Ecco che il cerchio si chiude con i Turnstile. Quello che la band di Baltimora ha magistralmente fatto è catturare l’essenza di questa lunga eredità e tradurla nel linguaggio dell’hardcore moderno. Come le band post-punk storiche che rifiutarono i limiti del punk per esplorare nuovi territori, i Turnstile hanno infranto i dogmi dell’hardcore, mescolandolo con funk, pop, shoegaze e dream-pop.
La loro genialità non sta nell’aver inventato qualcosa di completamente nuovo, ma nell’essere il punto di incontro, il ponte sonoro che collega diverse epiche musicali. In loro è possibile ascoltare l‘eredità post-punk: l’uso di atmosfere suggestive, le linee di basso melodiche e pulsanti, e una certa ossessione per il groove ricordano la lezione di band come Gang of Four.

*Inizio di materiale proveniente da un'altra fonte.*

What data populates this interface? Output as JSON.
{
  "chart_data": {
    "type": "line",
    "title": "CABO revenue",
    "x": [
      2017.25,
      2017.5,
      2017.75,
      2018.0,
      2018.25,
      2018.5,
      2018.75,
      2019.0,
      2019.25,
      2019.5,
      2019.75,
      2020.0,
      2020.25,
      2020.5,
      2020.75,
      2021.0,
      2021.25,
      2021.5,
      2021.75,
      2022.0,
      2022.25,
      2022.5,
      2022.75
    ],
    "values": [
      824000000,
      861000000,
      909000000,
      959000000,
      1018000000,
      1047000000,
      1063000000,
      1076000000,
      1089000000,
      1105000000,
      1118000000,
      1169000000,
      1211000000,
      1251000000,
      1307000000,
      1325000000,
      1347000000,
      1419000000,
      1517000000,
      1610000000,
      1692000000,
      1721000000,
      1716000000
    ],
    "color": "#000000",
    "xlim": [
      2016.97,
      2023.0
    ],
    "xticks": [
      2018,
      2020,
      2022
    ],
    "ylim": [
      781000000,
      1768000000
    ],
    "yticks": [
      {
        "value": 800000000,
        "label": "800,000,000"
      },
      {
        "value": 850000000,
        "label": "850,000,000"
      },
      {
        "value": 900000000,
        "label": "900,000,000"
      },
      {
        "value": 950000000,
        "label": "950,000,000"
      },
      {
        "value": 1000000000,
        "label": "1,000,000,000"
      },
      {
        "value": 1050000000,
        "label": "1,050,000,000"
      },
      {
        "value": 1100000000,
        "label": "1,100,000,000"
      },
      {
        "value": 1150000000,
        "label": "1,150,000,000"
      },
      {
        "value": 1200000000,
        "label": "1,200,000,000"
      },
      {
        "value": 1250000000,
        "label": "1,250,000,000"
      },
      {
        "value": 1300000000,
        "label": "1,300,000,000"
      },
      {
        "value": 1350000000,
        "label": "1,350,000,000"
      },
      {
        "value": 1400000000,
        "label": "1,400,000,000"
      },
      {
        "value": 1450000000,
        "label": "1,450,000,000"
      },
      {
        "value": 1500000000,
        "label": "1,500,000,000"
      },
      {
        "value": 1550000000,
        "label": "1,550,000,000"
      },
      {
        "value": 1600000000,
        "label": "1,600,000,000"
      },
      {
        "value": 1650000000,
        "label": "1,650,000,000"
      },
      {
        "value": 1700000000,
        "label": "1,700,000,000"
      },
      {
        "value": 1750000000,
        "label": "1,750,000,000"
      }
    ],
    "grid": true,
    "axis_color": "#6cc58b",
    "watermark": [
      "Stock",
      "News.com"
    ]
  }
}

La sperimentazione post-hardcore, emersa in band come Converge e Thrice che si spingono verso un genere più tecnico, caotico e progressivo, trova eco nella struttura compositiva non convenzionale dei Turnstile. Emerge anche l’energia della scena contemporanea che si lega, quasi in maniera simbiotica, con band come Angel Du$t (con cui hanno condiviso alcuni membri) o per l’energia travolgente con gli Scowl dimostrando che i Turnstile non sono un’isola, ma la punta di diamante di un’intera scena in fermento, tornata alla ribalta dopo l’indigestione crossover metal dei 2000 fatta di Korn, Limp Bizkit, Deftones.
Infine le radici nell’hardcore: è impossibile non sentire, sotto le melodie, la potenza e l’attitudine delle band post-core delle origini e su tutti il riferimento cade sugli Snapcase.
I Turnstile, senza negarlo, incarnano il concetto di “hardcore come comunità” in evoluzione. Non sono solo una band che suona un certo tipo di musica, ma un prodotto della scena hardcore che ha sempre abbracciato chi, pur provenendo da quel mondo, decide di esplorare nuove direzioni. Sono la prova che l’hardcore non è un suono rigidamente definito, ma un ecosistema vivente i cui confini sono, per fortuna, sempre meno definiti

L’appuntamento di Milano non è, quindi, solo il concerto di una band di successo. È la prova tangibile che la musica più vitale è quella che non dimentica le proprie radici, ma si rifiuta di rimanerne prigioniera. I Turnstile, come i migliori artisti post-punk prima di loro, hanno capito che la vera ribellione non sta solo nel distruggere, ma nel costruire qualcosa di nuovo dalle macerie delle regole passate. E in questo, sono i legittimi eredi di una tradizione che ha ancora moltissimo da dire.